Another of the movies that got pulled out of the Fox vaults recently for showing on FXM is Stand Up and Cheer!. It's going to be on again over the coming weekend and again on July 5. It's also on DVD, so since I don't have that big a backlog of recently-watched movies to blog about, I'm going to do a post on it now.
The movie was released in 1934, and the first thing you notice is that this is likely a re-release print: the 20th Century Fox fanfare starts before we see that this is from the "Fox Film Corporation", the merger between Fox and 20th Century not having come until 1935. (IMDb suggests that the original ran about a dozen minutes longer than the 68-minute version FXM ran.) On to the threadbare plot, we see Broadway producer Lawrence Cromwell (Warner Baxter) going to meet president Roosevelt (only seen from the back). With a depression on, the president thinks America's spirits need to be raised, and the best way to do that is with a Department of Amusement.

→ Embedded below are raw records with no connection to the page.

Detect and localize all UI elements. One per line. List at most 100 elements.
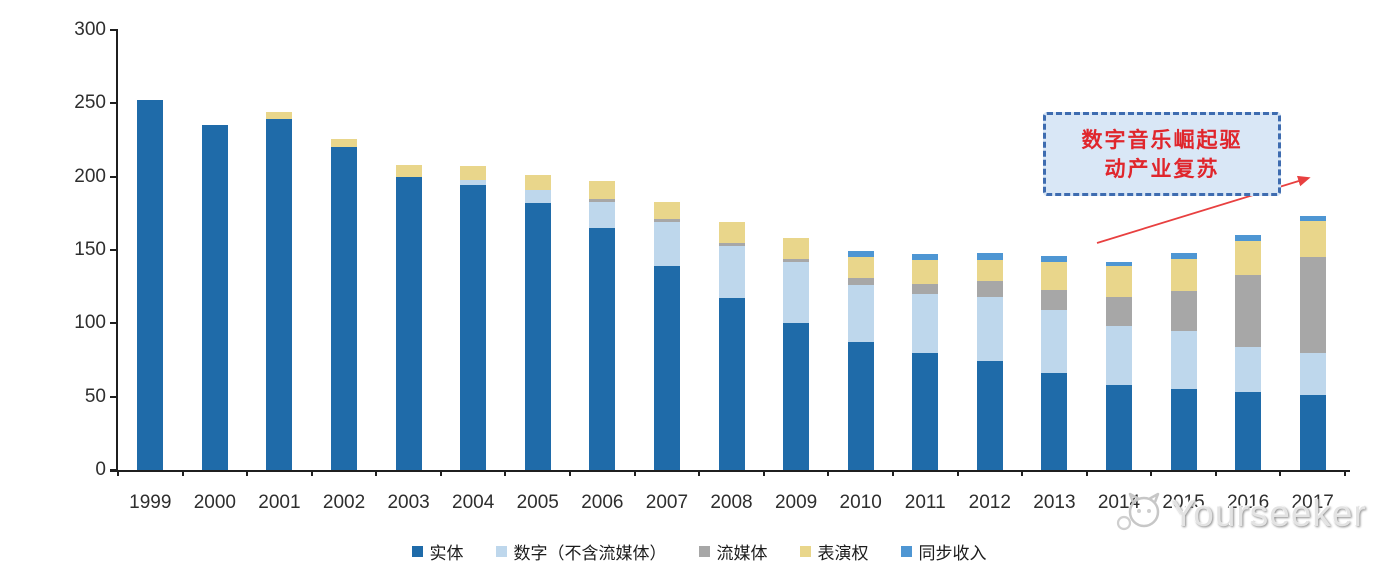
x-axis-tick-label: 2010 — [839, 492, 882, 513]
y-axis-tick-label: 100 — [74, 312, 106, 334]
x-axis-tick — [504, 470, 507, 476]
bar-segment — [1041, 373, 1068, 470]
bar-segment — [1299, 395, 1326, 470]
x-axis-tick-label: 2013 — [1033, 492, 1076, 513]
bar-segment — [524, 203, 551, 470]
legend-item: 数字（不含流媒体） — [495, 539, 667, 564]
y-axis-tick — [110, 102, 118, 105]
bar-segment — [1299, 257, 1326, 353]
bar-2003 — [395, 30, 422, 470]
bar-2006 — [589, 30, 616, 470]
x-axis-tick — [1150, 470, 1153, 476]
bar-segment — [1235, 241, 1262, 275]
bar-2014 — [1105, 30, 1132, 470]
bar-2013 — [1041, 30, 1068, 470]
bar-segment — [1041, 261, 1068, 290]
bar-segment — [1170, 252, 1197, 259]
x-axis-tick — [117, 470, 119, 476]
y-axis-tick — [110, 249, 118, 251]
watermark-text: Yourseeker — [1171, 493, 1367, 534]
bar-segment — [460, 185, 487, 470]
bar-segment — [460, 179, 487, 186]
y-axis-tick-label: 250 — [74, 92, 106, 114]
x-axis-tick — [956, 470, 959, 476]
bar-segment — [847, 342, 874, 470]
bar-segment — [1170, 330, 1197, 390]
bar-segment — [912, 260, 939, 284]
bar-segment — [589, 198, 616, 202]
bar-segment — [847, 251, 874, 258]
x-axis-tick-label: 2004 — [452, 492, 495, 513]
legend-item: 流媒体 — [698, 539, 768, 564]
x-axis-tick-label: 2008 — [710, 492, 753, 513]
y-axis-line — [116, 30, 118, 472]
bar-2005 — [524, 30, 551, 470]
legend-label: 实体 — [429, 543, 464, 564]
x-axis-tick-label: 2015 — [1162, 492, 1205, 513]
bar-segment — [847, 257, 874, 278]
bar-segment — [1299, 220, 1326, 258]
bar-2012 — [976, 30, 1003, 470]
legend-label: 流媒体 — [716, 543, 768, 564]
bar-2007 — [653, 30, 680, 470]
legend-swatch-icon — [495, 545, 507, 557]
bar-plot-area — [118, 30, 1345, 470]
bar-segment — [1041, 289, 1068, 311]
bar-segment — [460, 166, 487, 180]
bar-segment — [653, 201, 680, 220]
x-axis-line — [110, 470, 1350, 472]
x-axis-tick — [891, 470, 894, 476]
bar-segment — [137, 100, 164, 470]
bar-segment — [912, 283, 939, 294]
bar-segment — [718, 245, 745, 299]
y-axis-tick-label: 150 — [74, 239, 106, 260]
legend-label: 数字（不含流媒体） — [513, 543, 667, 564]
bar-segment — [1299, 216, 1326, 221]
y-axis-tick — [110, 395, 118, 398]
bar-segment — [589, 201, 616, 228]
x-axis-tick — [375, 470, 378, 476]
bar-segment — [1105, 384, 1132, 470]
x-axis-tick-label: 2000 — [193, 492, 236, 513]
chart-legend: 实体 数字（不含流媒体） 流媒体 表演权 同步收入 — [0, 538, 1398, 564]
x-axis-tick-label: 2003 — [387, 492, 430, 513]
bar-segment — [266, 112, 293, 120]
bar-segment — [331, 138, 358, 148]
bar-segment — [783, 238, 810, 259]
x-axis-tick-label: 2017 — [1291, 492, 1334, 513]
bar-segment — [524, 175, 551, 190]
bar-segment — [718, 298, 745, 470]
bar-segment — [1170, 258, 1197, 292]
watermark: Yourseeker — [1115, 490, 1367, 538]
bar-segment — [1235, 235, 1262, 242]
y-axis-tick — [110, 29, 118, 31]
bar-segment — [589, 228, 616, 470]
x-axis-tick — [1214, 470, 1217, 476]
bar-segment — [1105, 326, 1132, 385]
bar-segment — [1235, 392, 1262, 470]
bar-segment — [847, 285, 874, 343]
legend-item: 实体 — [411, 539, 464, 564]
x-axis-tick — [1344, 470, 1346, 476]
legend-item: 表演权 — [799, 539, 869, 564]
y-axis-tick — [110, 175, 118, 178]
x-axis-tick-label: 2002 — [322, 492, 366, 513]
bar-segment — [1170, 291, 1197, 331]
bar-2016 — [1235, 30, 1262, 470]
bar-2000 — [201, 30, 228, 470]
bar-segment — [653, 219, 680, 223]
bar-segment — [1299, 352, 1326, 396]
bar-segment — [783, 258, 810, 262]
x-axis-tick — [246, 470, 249, 476]
x-axis-tick — [181, 470, 184, 476]
bar-segment — [653, 222, 680, 267]
bar-segment — [976, 260, 1003, 281]
bar-segment — [1235, 274, 1262, 347]
bar-segment — [1235, 346, 1262, 393]
y-axis-tick-label: 300 — [74, 19, 106, 40]
x-axis-tick-label: 2016 — [1226, 492, 1270, 513]
bar-2004 — [460, 30, 487, 470]
x-axis-tick — [762, 470, 765, 476]
x-axis-tick-label: 2012 — [968, 492, 1011, 513]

Cromwell, being an important Broadway producer, is just the man to do it.
Now, my immediate thought is that a department like this would be a money pit for propaganda of the sort that the Federal Theater Project was, churning out stuff like ... One Third of a Nation...; people of political interests would try to capture the bureaucracy if only to see that the people they oppose didn't capture it first. But Stand Up and Cheer is pretty obviously pro-New Deal propaganda, so it would never suggest anything was wrong with a program like this.

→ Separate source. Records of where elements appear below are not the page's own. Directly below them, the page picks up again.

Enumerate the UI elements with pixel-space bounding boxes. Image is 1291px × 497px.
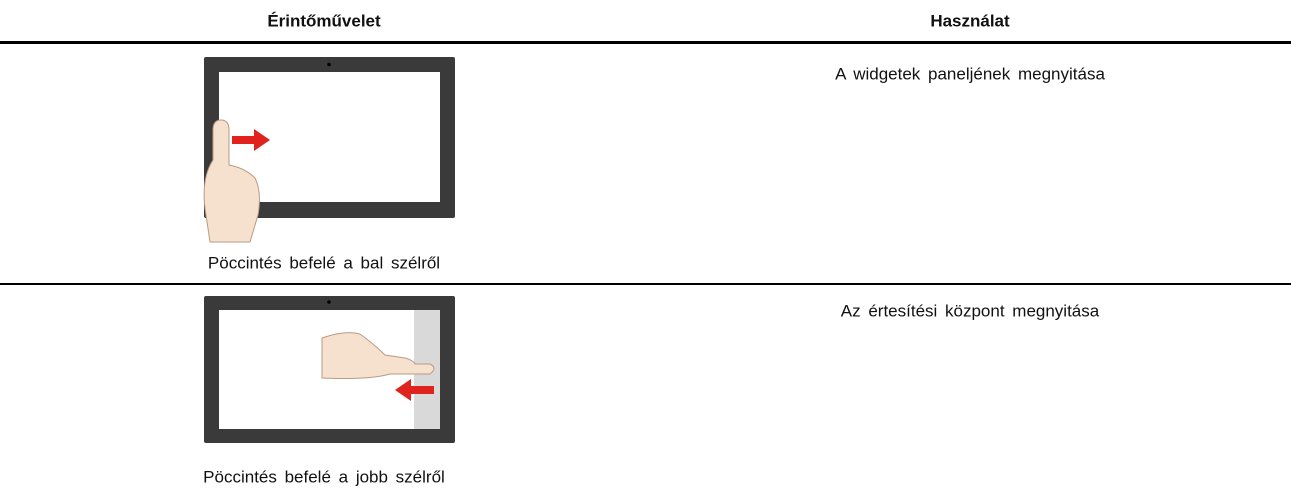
header-cell: Érintőművelet xyxy=(267,11,381,30)
row-rule xyxy=(0,283,1291,285)
row-usage: A widgetek paneljének megnyitása xyxy=(835,64,1105,83)
row-caption: Pöccintés befelé a jobb szélről xyxy=(203,467,445,486)
header-cell: Használat xyxy=(930,11,1010,30)
row-caption: Pöccintés befelé a bal szélről xyxy=(208,253,440,272)
gesture-illustration xyxy=(203,57,455,243)
header-rule xyxy=(0,41,1291,44)
gesture-illustration xyxy=(204,296,455,443)
row-usage: Az értesítési központ megnyitása xyxy=(841,301,1100,320)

There are two senators opposed to it, and a shadowy cabal behind them, but the two senators are played by guys who had a slapstick vaudeville routine, "Mitchell and Durant". Their brand of humor is unfunny. We also get treated to Stepin Fetchit, and the humor that the screenwriters forced him to do is even more unfunny, especially in the later scene with a penguin doing a Jimmy Durante impression.
In between all this, we get several musical numbers that are unrelated to the plot of the movie, and a love interest in the form of Children's Section head Miss Adams (Madge Evans). One of the numbers involves a young Shirley Temple before Bright Eyes made her a real star; she dances with James Dunn playing characters named Shirley and James probably (I'm guessing) because Shirley was still young enough that this would make it easier to remember her lines. She shows up again in the retch-inducing finale, a song with large groups of people marching in formation looking like the old Soviet military parades going through Red Square as the Great Leaders watched from Lenin's mausoleum.
Stand Up and Cheer! is terrible, although at least Shirley Temple shows she already had talent at a young age. The two DVD listings at the TCM Shop both focus on Temple, although at least in one case it's fair because it's a box set with six Temple films. I might think about getting the box set for the other five films; I certainly wouldn't bother with the standalone.